Most organizations have been forced to make a rapid shift to remote work, moving their people and computers beyond the security perimeter of the corporate network. New remote working configurations, urgently promoted to enable business continuity, have brought with them increased exposure to threats. Covid-19 has forced a radical transformation in the way we work, where projects that would have taken months in the past have been executed in a few weeks. Business continuity has imposed itself on certain risks assumed that would never have been accepted in other circumstances.

Nevertheless, remote work has come to stay and we will see in the coming months combinations of local services with remote work in most companies. This means that the tests, and security plans orchestrated previously to protect the perimeter of the companies have their risks. With the explosion of remote working, the barrier of what was previously considered reliable, on-network, and unreliable, or off-network, has been removed.

Data leaks usually come from within the organization

We have users accessing corporate data beyond the organization’s firewalls, and external collaborators who must also access corporate systems from different locations. Based on a survey conducted by Forrester (“Global Business Technographics Security Survey”) one of the main vectors of information leakage comes from inside the organization, and these include leaks in partners who collaborate with us with our data, our systems, but not necessarily within the traditional network security perimeter.

On the other hand, an attack directed at the company or a collaborating partner, makes the attacker behave like an “insider”, from within the network. One of the types of attacks that has increased the most in recent months is “ransomware”, where it is no longer enough to encrypt data: In December 2019 the hackers behind the ransomware attack Sodinokibi stole data from their victims before encrypting it and then posting it on the dark-web. With ransomware Maze they went further and published stolen data on public websites asking for a ransom so that they would not continue publishing.

The extent of the damage extends far beyond the cost of having to recover information from backups, business interruption due to loss of access to information, and other situations seen in previous ransomware attacks. In this case, the potential publication of internal or third party data of the attacked companies can plunge the companies into numerous lawsuits, litigation, non-compliance with regulations, and their derivatives: loss of trust, high financial penalties, resignations, etc.

In May, more than 150 organizations globally saw their sensitive data published and were extorted to prevent the publication of new data.

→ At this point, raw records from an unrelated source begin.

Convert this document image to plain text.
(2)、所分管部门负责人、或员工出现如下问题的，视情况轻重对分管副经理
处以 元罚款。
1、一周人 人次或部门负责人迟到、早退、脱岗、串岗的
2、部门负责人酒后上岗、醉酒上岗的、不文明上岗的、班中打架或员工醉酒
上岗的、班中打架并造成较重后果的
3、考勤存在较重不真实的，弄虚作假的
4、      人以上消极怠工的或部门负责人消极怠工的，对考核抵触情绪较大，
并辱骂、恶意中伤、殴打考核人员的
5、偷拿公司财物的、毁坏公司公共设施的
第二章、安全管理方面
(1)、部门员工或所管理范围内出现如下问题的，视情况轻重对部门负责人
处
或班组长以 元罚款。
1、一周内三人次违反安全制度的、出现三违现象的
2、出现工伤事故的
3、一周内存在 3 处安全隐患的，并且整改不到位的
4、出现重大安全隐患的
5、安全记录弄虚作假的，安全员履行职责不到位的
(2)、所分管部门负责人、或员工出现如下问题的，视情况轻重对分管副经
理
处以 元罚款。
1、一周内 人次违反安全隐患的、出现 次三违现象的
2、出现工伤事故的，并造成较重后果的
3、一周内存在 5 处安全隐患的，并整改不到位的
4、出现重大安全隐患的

Most of these attacks occurred after the declaration of the Covid-19 global pandemic.

How to face this new post-Covid normality?

A click on an email, a failure in an alert, an error in a security team, an oversight by a user or a partner… In this new context, and with cybercriminals improving and promoting new techniques of social engineering, it only takes one mistake for us to lose control over our data, over our sensitive information. We face irreparable failures if they get to the wrong people.

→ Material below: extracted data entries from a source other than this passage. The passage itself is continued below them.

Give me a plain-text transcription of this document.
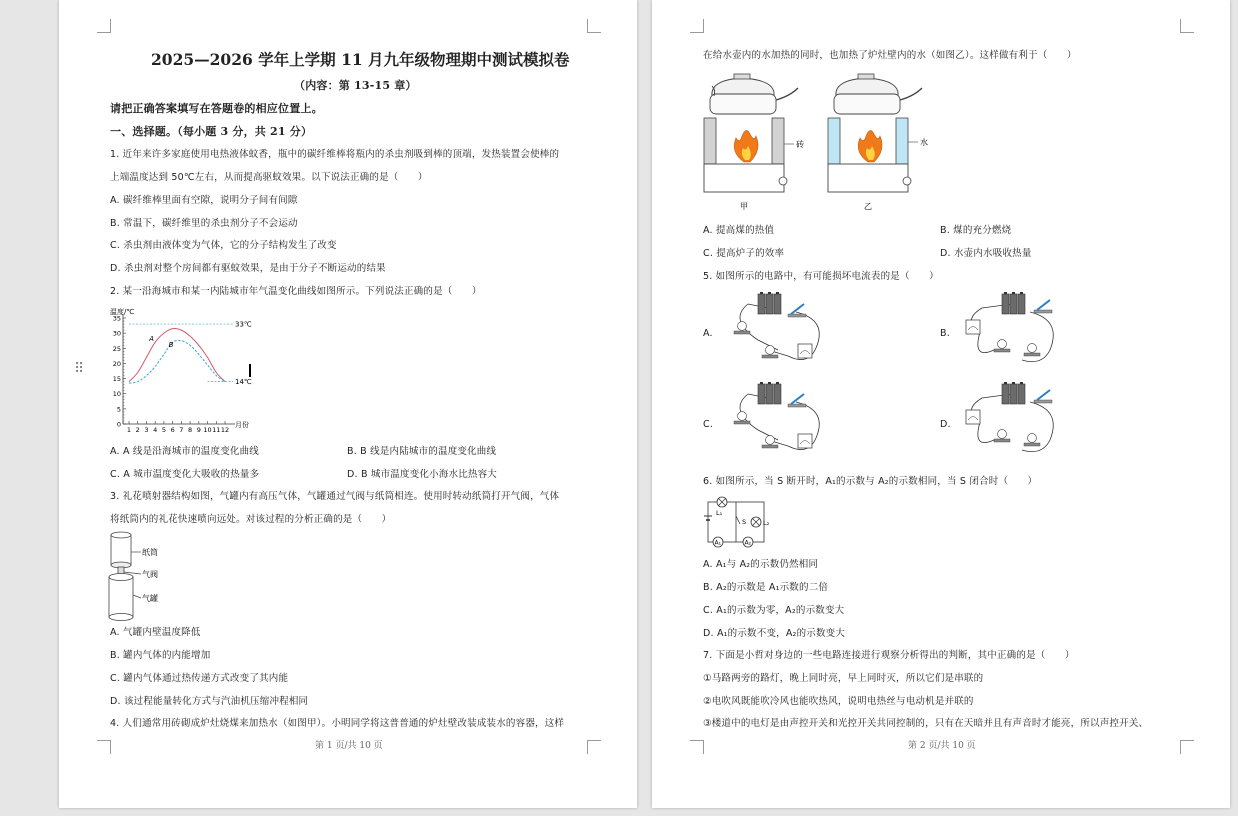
2025—2026 学年上学期 11 月九年级物理期中测试模拟卷
（内容：第 13-15 章）
请把正确答案填写在答题卷的相应位置上。
一、选择题。（每小题 3 分，共 21 分）
1. 近年来许多家庭使用电热液体蚊香，瓶中的碳纤维棒将瓶内的杀虫剂吸到棒的顶端，发热装置会使棒的
上端温度达到 50℃左右，从而提高驱蚊效果。以下说法正确的是（　　）
A. 碳纤维棒里面有空隙，说明分子间有间隙
B. 常温下，碳纤维里的杀虫剂分子不会运动
C. 杀虫剂由液体变为气体，它的分子结构发生了改变
D. 杀虫剂对整个房间都有驱蚊效果，是由于分子不断运动的结果
2. 某一沿海城市和某一内陆城市年气温变化曲线如图所示。下列说法正确的是（　　）
温度/℃
0
5
10
15
20
25
30
35
1 2 3 4 5 6 7 8 9 10 11 12
月份
33℃
14℃
A
B
A. A 线是沿海城市的温度变化曲线	B. B 线是内陆城市的温度变化曲线
C. A 城市温度变化大吸收的热量多	D. B 城市温度变化小海水比热容大
3. 礼花喷射器结构如图，气罐内有高压气体，气罐通过气阀与纸筒相连。使用时转动纸筒打开气阀，气体
将纸筒内的礼花快速喷向远处。对该过程的分析正确的是（　　）
纸筒
气阀
气罐
A. 气罐内壁温度降低
B. 罐内气体的内能增加
C. 罐内气体通过热传递方式改变了其内能
D. 该过程能量转化方式与汽油机压缩冲程相同
4. 人们通常用砖砌成炉灶烧煤来加热水（如图甲）。小明同学将这普普通的炉灶壁改装成装水的容器，这样
第 1 页/共 10 页
⠿
在给水壶内的水加热的同时，也加热了炉灶壁内的水（如图乙）。这样做有利于（　　）
砖
甲
水
乙
A. 提高煤的热值	B. 煤的充分燃烧
C. 提高炉子的效率	D. 水壶内水吸收热量
5. 如图所示的电路中，有可能损坏电流表的是（　　）
A.	B.
C.	D.
6. 如图所示，当 S 断开时，A₁的示数与 A₂的示数相同，当 S 闭合时（　　）
L₁
S	L₂
A₁	A₂
A. A₁与 A₂的示数仍然相同
B. A₂的示数是 A₁示数的二倍
C. A₁的示数为零，A₂的示数变大
D. A₁的示数不变，A₂的示数变大
7. 下面是小哲对身边的一些电路连接进行观察分析得出的判断，其中正确的是（　　）
①马路两旁的路灯，晚上同时亮，早上同时灭，所以它们是串联的
②电吹风既能吹冷风也能吹热风，说明电热丝与电动机是并联的
③楼道中的电灯是由声控开关和光控开关共同控制的，只有在天暗并且有声音时才能亮，所以声控开关、
第 2 页/共 10 页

We invest in the network, equipment, but in the end the most valuable thing is our data. We are in a new era where “inside the network” is not synonymous with secure and “outside” is not synonymous with insecure: the boom in teleworking, collaboration with partners, and targeted attacks that act as interns in our networks, mean that the security perimeter must go beyond the borders of the organization. How can we minimize the risks regarding our data in this new context?

Past July 9th, Luis Miguel Gil Perez, who was the president of Telefónica Spain between 2011 and 2018, and where he was also responsible for the mobile business of the telecom operator in Latin America, offerered, in an Online Event, together with Luis Angel del Valle, SealPath’s CEO, and Javier Modúbar, Ingecom’s CEO, his vision about the risks that organizations face regarding the loss of their most valuable information in the new post-Covid reality.

We also showed how a “Zero-Trust” protection strategy, focused on data, can help organizations be safe from threats to their most sensitive data in this new context.